CCNY reality: In 1996, Moses shuts down four ethnic studies departments
under the guise of a budget crunch and the departments' lack of student majors.
When asked by the Amsterdam News why, following her reasoning, she wouldn't
close the Physics department which had fewer than a dozen student majors, Moses,
"the activist", responds, "What you fail to understand is that
the physics department brings in over $4 million a year in grants."
Liberal
image: Moses speaks at colleges across the country, pontificating on the
virtues of a multicultural education and the fight against racism.
CCNY reality: Despite CUNY's own reports showing some 50% of Blacks,
Latinos, and Asians entering CUNY under the old entrance criterion would be
blocked by the Board of Trustees' decision to end remediation at senior colleges
(see front page), Moses, afraid of the Board, remains completely silent save
offering a plan that parrots the Board's proposal to end remediation.
In
a chapter of a 1996 book, The Conversation Begins-Mothers and Daughters Talk
About Living Feminism, Moses describes her mother's fight against America's
racism, "When my mother learned that most black or Latino students were
automatically placed on the noncollege track, her militancy kicked in. Taking on
the entire school system, she said, 'My kids are going to be in college-prep
classes because they are going to college.'" Moses's refusal to speak out
against the Board of Trustees' attack on remediation, as the presidents of
Brooklyn College and Medgar Evers College presidents have, directly contradicts
her mother's admonitions to "[take]a stand when things are not right."
Moses
continues, "When the school guidance counselor refused to recommend me for
a college scholarship ('You'll be a good secretary'), my mother said, 'We don't
need this,' and showed off my work to the PTA. In the fall of 1964 I entered San
Jose State College on a four-year scholarship from the national PTA."

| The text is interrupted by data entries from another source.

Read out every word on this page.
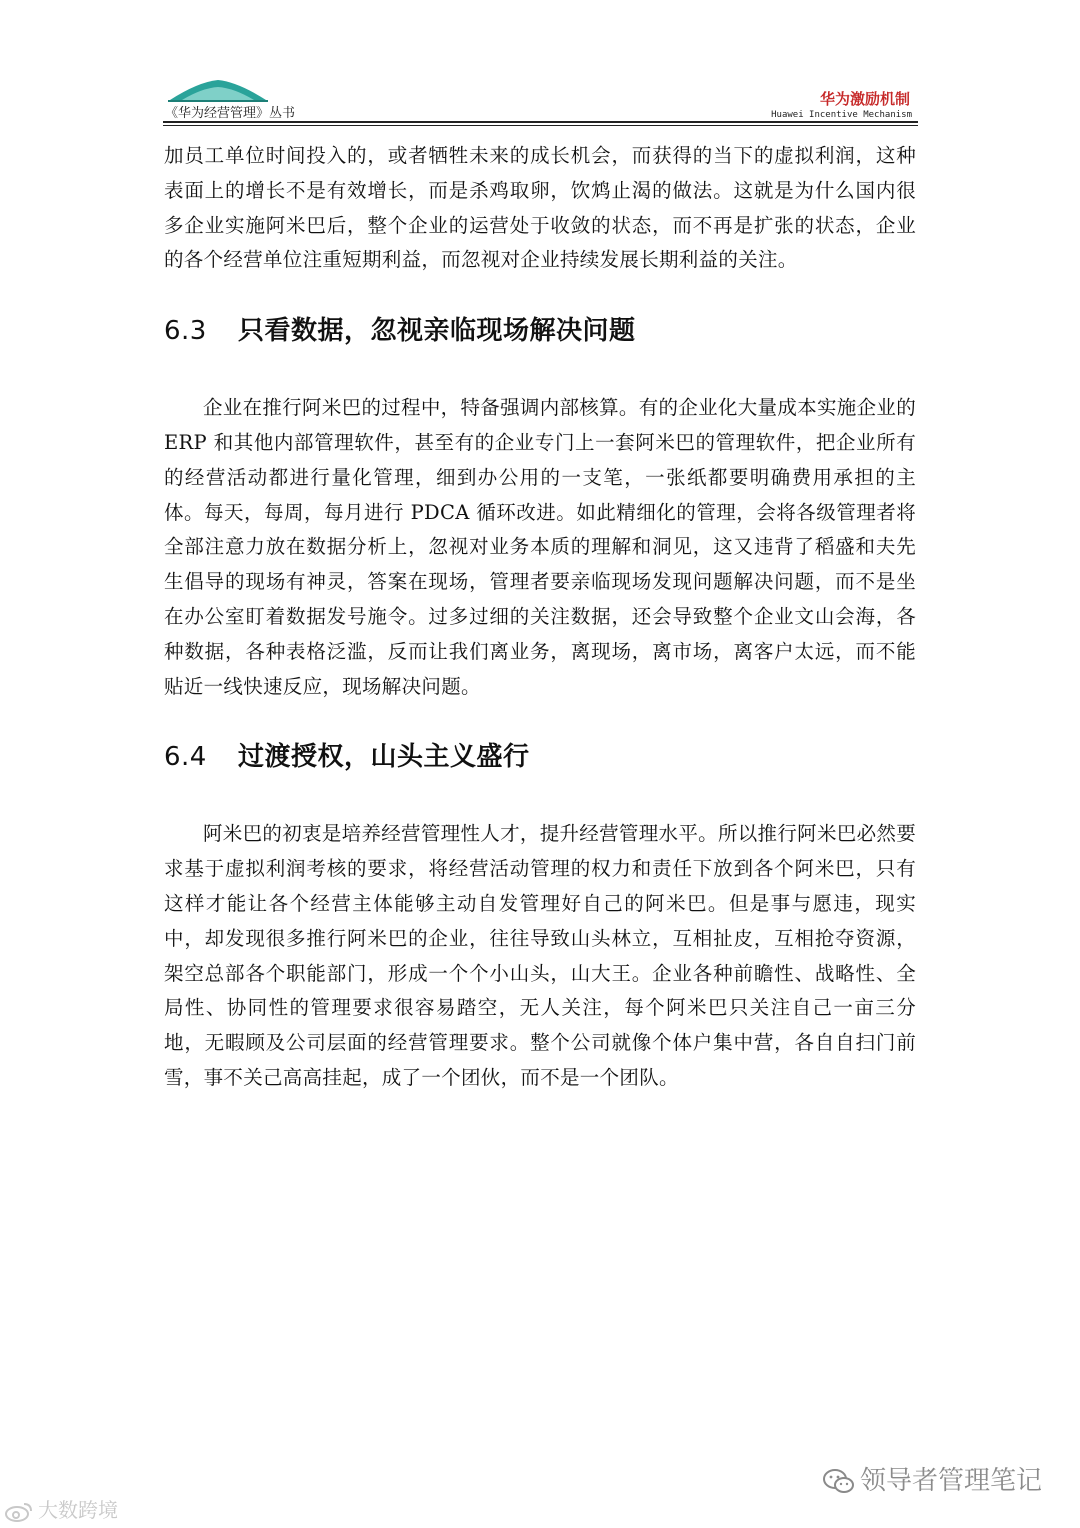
《华为经营管理》丛书
华为激励机制
Huawei Incentive Mechanism

加员工单位时间投入的，或者牺牲未来的成长机会，而获得的当下的虚拟利润，这种表面上的增长不是有效增长，而是杀鸡取卵，饮鸩止渴的做法。这就是为什么国内很多企业实施阿米巴后，整个企业的运营处于收敛的状态，而不再是扩张的状态，企业的各个经营单位注重短期利益，而忽视对企业持续发展长期利益的关注。

6.3 只看数据，忽视亲临现场解决问题

企业在推行阿米巴的过程中，特备强调内部核算。有的企业化大量成本实施企业的 ERP 和其他内部管理软件，甚至有的企业专门上一套阿米巴的管理软件，把企业所有的经营活动都进行量化管理，细到办公用的一支笔，一张纸都要明确费用承担的主体。每天，每周，每月进行 PDCA 循环改进。如此精细化的管理，会将各级管理者将全部注意力放在数据分析上，忽视对业务本质的理解和洞见，这又违背了稻盛和夫先生倡导的现场有神灵，答案在现场，管理者要亲临现场发现问题解决问题，而不是坐在办公室盯着数据发号施令。过多过细的关注数据，还会导致整个企业文山会海，各种数据，各种表格泛滥，反而让我们离业务，离现场，离市场，离客户太远，而不能贴近一线快速反应，现场解决问题。

6.4 过渡授权，山头主义盛行

阿米巴的初衷是培养经营管理性人才，提升经营管理水平。所以推行阿米巴必然要求基于虚拟利润考核的要求，将经营活动管理的权力和责任下放到各个阿米巴，只有这样才能让各个经营主体能够主动自发管理好自己的阿米巴。但是事与愿违，现实中，却发现很多推行阿米巴的企业，往往导致山头林立，互相扯皮，互相抢夺资源，架空总部各个职能部门，形成一个个小山头，山大王。企业各种前瞻性、战略性、全局性、协同性的管理要求很容易踏空，无人关注，每个阿米巴只关注自己一亩三分地，无暇顾及公司层面的经营管理要求。整个公司就像个体户集中营，各自自扫门前雪，事不关己高高挂起，成了一个团伙，而不是一个团队。

大数跨境
领导者管理笔记
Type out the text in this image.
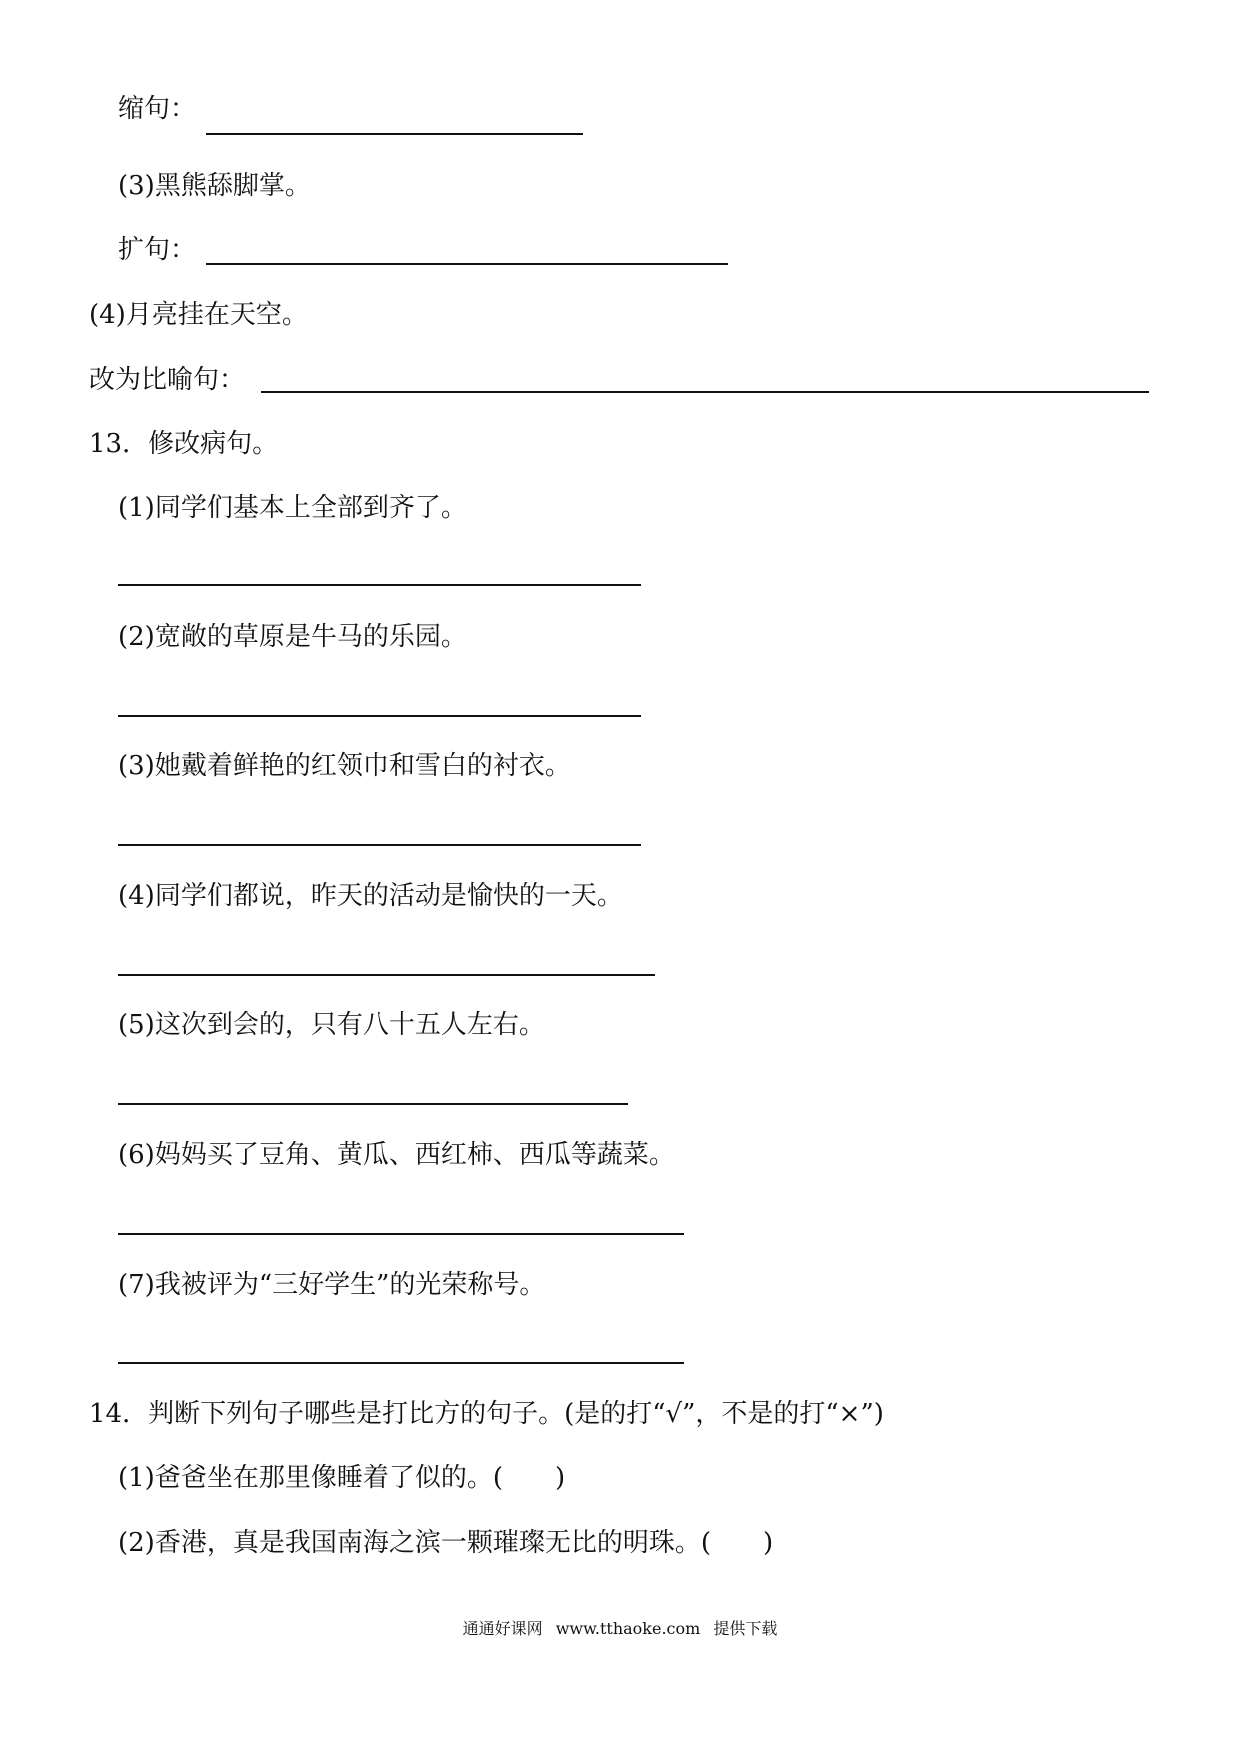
缩句：
(3)黑熊舔脚掌。
扩句：
(4)月亮挂在天空。
改为比喻句：
13．修改病句。
(1)同学们基本上全部到齐了。
(2)宽敞的草原是牛马的乐园。
(3)她戴着鲜艳的红领巾和雪白的衬衣。
(4)同学们都说，昨天的活动是愉快的一天。
(5)这次到会的，只有八十五人左右。
(6)妈妈买了豆角、黄瓜、西红柿、西瓜等蔬菜。
(7)我被评为“三好学生”的光荣称号。
14．判断下列句子哪些是打比方的句子。(是的打“√”，不是的打“×”)
(1)爸爸坐在那里像睡着了似的。(　　)
(2)香港，真是我国南海之滨一颗璀璨无比的明珠。(　　)
通通好课网 www.tthaoke.com 提供下载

During her tenure Moses has shown herself committed to pulling the educational
opportunities she herself enjoyed out from under New York's own Black and Latino
youth. Her cowardice will help force thousands of minority women-many without
the support of their PTA or the nannies Moses hired to care for her
children-into secretary-type positions. That is, if they're lucky. Already
13,000 CUNY students have been forced into Giuliani's workfare.
It's clear what City College needs is Moses's mother, a strong woman who fought back against a racist system in an attempt to increase educational opportunity, not Dr. Moses, the liberal mirage intent on sacrificing her students' futures for her own career ambitions.